Si le groupe La Poste avait terminé l’année 2025 sous le feu d’une attaque par déni de service distribué (DDoS), il semblerait qu’il ait démarré l’année 2026 sous le même type d’assaut massif. À peine une semaine après un incident majeur pendant la période de Noël, une seconde vague de saturation aurait de nouveau paralysé le 1er janvier plusieurs services en ligne du groupe postal.
Selon le communiqué officiel du groupe La Poste, une attaque informatique d’envergure aurait été détectée le 1er janvier 2026 à 3h15 du matin, ciblant les systèmes d’information du groupe et saturant les services en ligne de La Poste et de La Banque Postale.
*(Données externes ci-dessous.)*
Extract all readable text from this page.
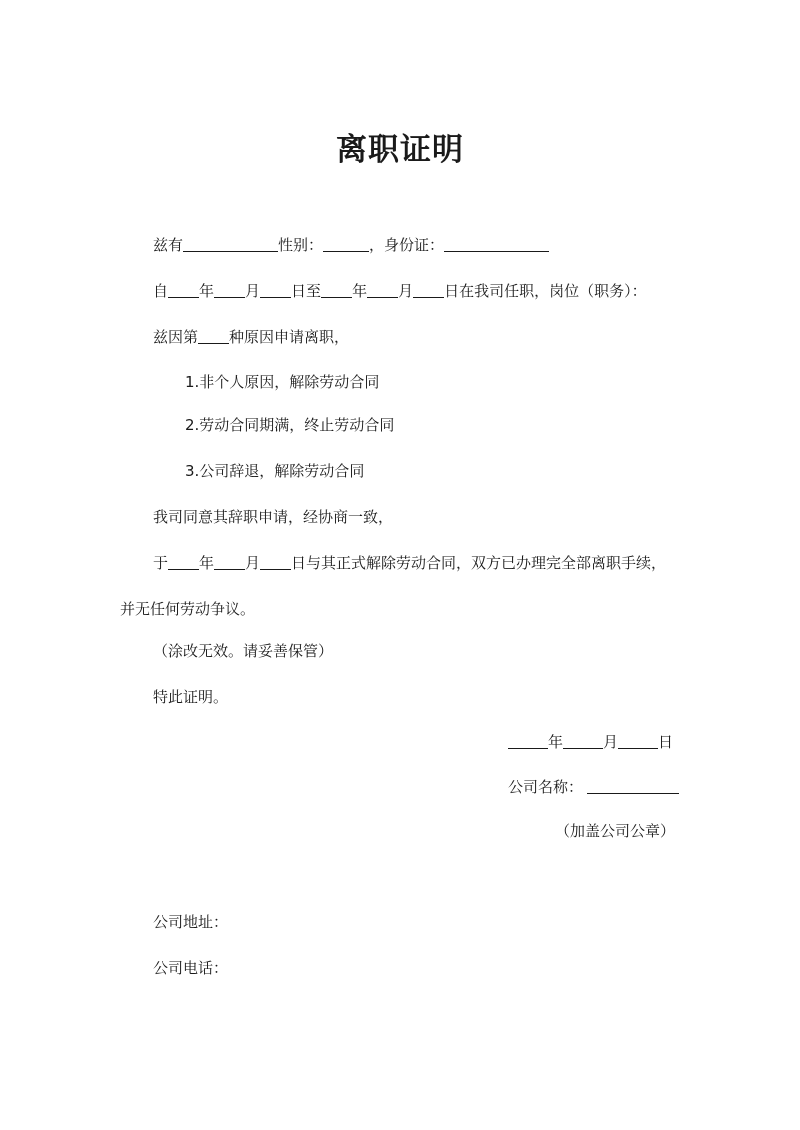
离职证明
兹有	性别：	，身份证：
自 年 月 日至 年 月 日在我司任职，岗位（职务）：
兹因第 种原因申请离职，
1.非个人原因，解除劳动合同
2.劳动合同期满，终止劳动合同
3.公司辞退，解除劳动合同
我司同意其辞职申请，经协商一致，
于 年 月 日与其正式解除劳动合同，双方已办理完全部离职手续，
并无任何劳动争议。
（涂改无效。请妥善保管）
特此证明。
年	月	日
公司名称：
（加盖公司公章）
公司地址：
公司电话：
Une attaque DDoS d’ampleur inédite selon La Poste
Cette offensive consisterait en plusieurs milliards de tentatives de connexion par seconde générées depuis des millions d’adresses IP compromises, ce qui suggère un mécanisme de type DDoS orchestré au travers de botnets d’objets connectés et de machines infectées. Le groupe précise que, malgré l’intensité de l’attaque, aucune fuite de données n’a été constatée à ce stade.
Enquête en cours et mobilisation des autorités
Dans la foulée, la Direction générale de la sécurité intérieure (DGSI) et les services spécialisés de la gendarmerie auraient été saisis pour piloter l’enquête en collaboration avec le parquet de Paris. Les services web comme le suivi des colis, l’accès à l’espace client ou le coffre-fort numérique Digiposte ont connu des interruptions significatives, et une remise en service progressive ne serait intervenue qu’en fin de journée du 1ᵉʳ janvier, après plusieurs heures de dysfonctionnement.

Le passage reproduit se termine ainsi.